Here are a few suggestions for those seeking to break into the General Counsel role, expand their horizons in an existing General Counsel role, or even rise beyond the General Counsel role:

  • Be more than “just a lawyer.” Develop financial and business acumen. Writing for Korn Ferry, John Amer advises developing a business perspective by seeking out opportunities to learn more about the enterprise and the industry. Amer suggests “intentionally seeking out development assignments to build their business and financial knowledge and skills.” In a 2015 report entitled “More than Just a Lawyer…,” Korn Ferry mentions “serving on the internal legal team working on mergers and acquisitions” to establish the bridge between law and business.
  • Be proactive and visible about your own career development. “In-house lawyers must be intentional about their own career development,” the 2015 Korn Ferry report cautions. Sterling Miller concurs: “If you are interested in being general counsel you need to let the right folks know as it is highly unlikely that someone just ‘recognizes’ that you would be awesome in the role.” Make sure others, especially your boss, know of your ambitions; reach out to recruiters and search firms. Join cross-functional teams and seek out complex projects.
  • Figure out how to “get ’er done.” General Counsels tend to focus on what can’t legally be done. Miller suggests ambitious would-be general counsels could gain significant mileage if they more often said, “we can figure out a way to get that done” (legally, of course).
  • Don’t rule out a quest for CEO. In 2017, Harvard Business Review studied the 9 percent of 3,500 CEOs who had law degrees (not necessarily experience as GCs).

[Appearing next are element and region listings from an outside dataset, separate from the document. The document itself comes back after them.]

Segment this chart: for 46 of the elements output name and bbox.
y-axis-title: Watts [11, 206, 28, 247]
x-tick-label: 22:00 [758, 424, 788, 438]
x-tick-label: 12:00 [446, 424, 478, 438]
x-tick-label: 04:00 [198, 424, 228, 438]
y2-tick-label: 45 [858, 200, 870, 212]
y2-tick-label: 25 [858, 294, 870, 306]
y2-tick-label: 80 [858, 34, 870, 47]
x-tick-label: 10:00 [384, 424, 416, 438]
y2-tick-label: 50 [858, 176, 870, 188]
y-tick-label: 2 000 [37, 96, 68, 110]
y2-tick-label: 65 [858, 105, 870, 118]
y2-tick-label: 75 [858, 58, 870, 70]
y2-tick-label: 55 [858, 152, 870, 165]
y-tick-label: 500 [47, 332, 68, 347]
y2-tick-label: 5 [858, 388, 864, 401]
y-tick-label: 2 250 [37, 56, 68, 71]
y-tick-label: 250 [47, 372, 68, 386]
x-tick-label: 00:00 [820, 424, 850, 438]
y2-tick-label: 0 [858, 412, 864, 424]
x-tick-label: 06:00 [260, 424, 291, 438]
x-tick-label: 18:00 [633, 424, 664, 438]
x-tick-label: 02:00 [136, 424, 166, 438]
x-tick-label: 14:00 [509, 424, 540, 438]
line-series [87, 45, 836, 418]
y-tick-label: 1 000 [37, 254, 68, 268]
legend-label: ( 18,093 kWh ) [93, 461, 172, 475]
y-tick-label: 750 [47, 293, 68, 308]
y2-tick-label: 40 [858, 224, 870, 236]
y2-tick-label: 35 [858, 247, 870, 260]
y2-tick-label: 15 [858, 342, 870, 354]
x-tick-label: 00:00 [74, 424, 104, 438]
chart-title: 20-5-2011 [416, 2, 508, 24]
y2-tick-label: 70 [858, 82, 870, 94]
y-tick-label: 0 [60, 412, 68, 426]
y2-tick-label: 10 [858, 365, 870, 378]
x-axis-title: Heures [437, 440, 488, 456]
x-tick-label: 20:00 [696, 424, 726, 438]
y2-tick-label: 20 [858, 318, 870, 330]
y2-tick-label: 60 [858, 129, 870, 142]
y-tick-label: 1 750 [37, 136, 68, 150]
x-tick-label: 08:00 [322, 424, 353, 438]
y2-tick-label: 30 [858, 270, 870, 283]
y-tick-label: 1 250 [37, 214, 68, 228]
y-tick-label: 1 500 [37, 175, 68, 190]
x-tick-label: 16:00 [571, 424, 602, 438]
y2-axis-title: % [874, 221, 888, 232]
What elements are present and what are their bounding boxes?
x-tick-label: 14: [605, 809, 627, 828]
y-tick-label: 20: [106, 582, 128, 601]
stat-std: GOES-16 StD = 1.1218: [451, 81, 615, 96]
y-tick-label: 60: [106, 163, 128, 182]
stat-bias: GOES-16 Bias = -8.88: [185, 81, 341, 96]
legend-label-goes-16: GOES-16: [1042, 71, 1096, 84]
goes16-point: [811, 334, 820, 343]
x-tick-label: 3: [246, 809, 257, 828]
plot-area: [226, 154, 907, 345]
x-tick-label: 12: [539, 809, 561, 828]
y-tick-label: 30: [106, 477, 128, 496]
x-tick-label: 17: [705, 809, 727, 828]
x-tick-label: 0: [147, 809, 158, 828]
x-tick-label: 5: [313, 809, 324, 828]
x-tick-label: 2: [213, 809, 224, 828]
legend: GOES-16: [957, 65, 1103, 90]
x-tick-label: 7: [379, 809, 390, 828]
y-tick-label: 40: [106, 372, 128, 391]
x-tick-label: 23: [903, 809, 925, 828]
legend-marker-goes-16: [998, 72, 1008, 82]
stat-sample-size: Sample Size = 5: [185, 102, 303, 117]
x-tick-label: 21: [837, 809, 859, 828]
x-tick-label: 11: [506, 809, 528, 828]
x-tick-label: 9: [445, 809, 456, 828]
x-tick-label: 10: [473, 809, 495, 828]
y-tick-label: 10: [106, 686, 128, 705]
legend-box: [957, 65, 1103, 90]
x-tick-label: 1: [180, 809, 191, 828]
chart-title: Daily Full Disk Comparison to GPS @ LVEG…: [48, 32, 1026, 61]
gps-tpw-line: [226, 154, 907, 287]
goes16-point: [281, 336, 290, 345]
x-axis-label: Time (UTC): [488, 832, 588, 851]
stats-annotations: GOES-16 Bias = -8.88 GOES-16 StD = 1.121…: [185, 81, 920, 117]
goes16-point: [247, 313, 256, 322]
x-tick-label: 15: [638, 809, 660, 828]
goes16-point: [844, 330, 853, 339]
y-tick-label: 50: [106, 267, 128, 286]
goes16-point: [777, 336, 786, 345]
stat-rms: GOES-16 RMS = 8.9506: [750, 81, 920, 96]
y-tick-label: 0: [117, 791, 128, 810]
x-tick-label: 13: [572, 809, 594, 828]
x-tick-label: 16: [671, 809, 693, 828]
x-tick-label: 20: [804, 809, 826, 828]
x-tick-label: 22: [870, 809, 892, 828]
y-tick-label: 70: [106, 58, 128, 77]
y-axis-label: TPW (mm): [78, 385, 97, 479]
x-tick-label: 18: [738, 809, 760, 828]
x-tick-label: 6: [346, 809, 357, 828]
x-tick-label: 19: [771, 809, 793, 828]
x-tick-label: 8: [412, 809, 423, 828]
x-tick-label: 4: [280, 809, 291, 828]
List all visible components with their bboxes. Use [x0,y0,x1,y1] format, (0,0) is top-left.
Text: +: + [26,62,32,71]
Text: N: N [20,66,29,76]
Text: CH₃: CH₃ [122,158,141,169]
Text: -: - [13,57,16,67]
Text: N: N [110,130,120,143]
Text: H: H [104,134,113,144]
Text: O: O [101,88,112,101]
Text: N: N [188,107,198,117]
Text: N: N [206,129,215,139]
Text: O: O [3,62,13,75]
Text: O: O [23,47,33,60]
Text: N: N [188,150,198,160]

One of the study’s authors, M. Todd Henderson, noted the “economically meaningful” result that “firms run by CEOs with legal expertise were associated with much less corporate litigation.” While clearly lawyers and GCs currently comprise only small proportion of CEOs, legal skills are increasingly recognized as valuable in the top C-Suite role.
  • Consult additional resources. The Internet provides far more level-up advice for GCs than can be covered here. Especially recommended:

General Counsel Trends to Watch

  • Today’s climate is filled with 11th-hour political and regulatory developments. In a 2019 article, E. Leigh Dance cites an atmosphere that extends “beyond sanctions and trade wars to restricting or enabling access to markets and affecting cross-border movement of people and data.”
  • The innovative General Counsel emerges. Dance also points to legal leaders who are “taking a fresh approach to advocacy at a time when company ethics and their positions on today’s issues affect performance and reputation.” Dance notes that this advocacy on vital stakeholder issues goes far beyond the legal scope.
  • Women are making inroads in the General Counsel ranks. SpencerStuart reported in 2018 that “the number of female Fortune 500 GCs appears to be increasing dramatically, as nearly half (46 percent) of the new class of GCs are women.” The company cites the increase as aligning with the roughly 50-50 gender breakdown seen in law schools for the past several years.
  • Ethnic diversity is also increasing, though too slowly in the opinions of some. While the SpencerStuart report noted that ethnically diverse Fortune 500 GCs (i.e., a general counsel listed as non-white) has increased over the last four years from 11 percent of the total in 2014 to 14 percent in 2018, more than 170 general counsel and corporate legal executives signed an open letter to big law firms in February 2019 expressing their disappointment that “many law firms continue to promote partner classes that in no way reflect the demographic composition of entering associate classes.”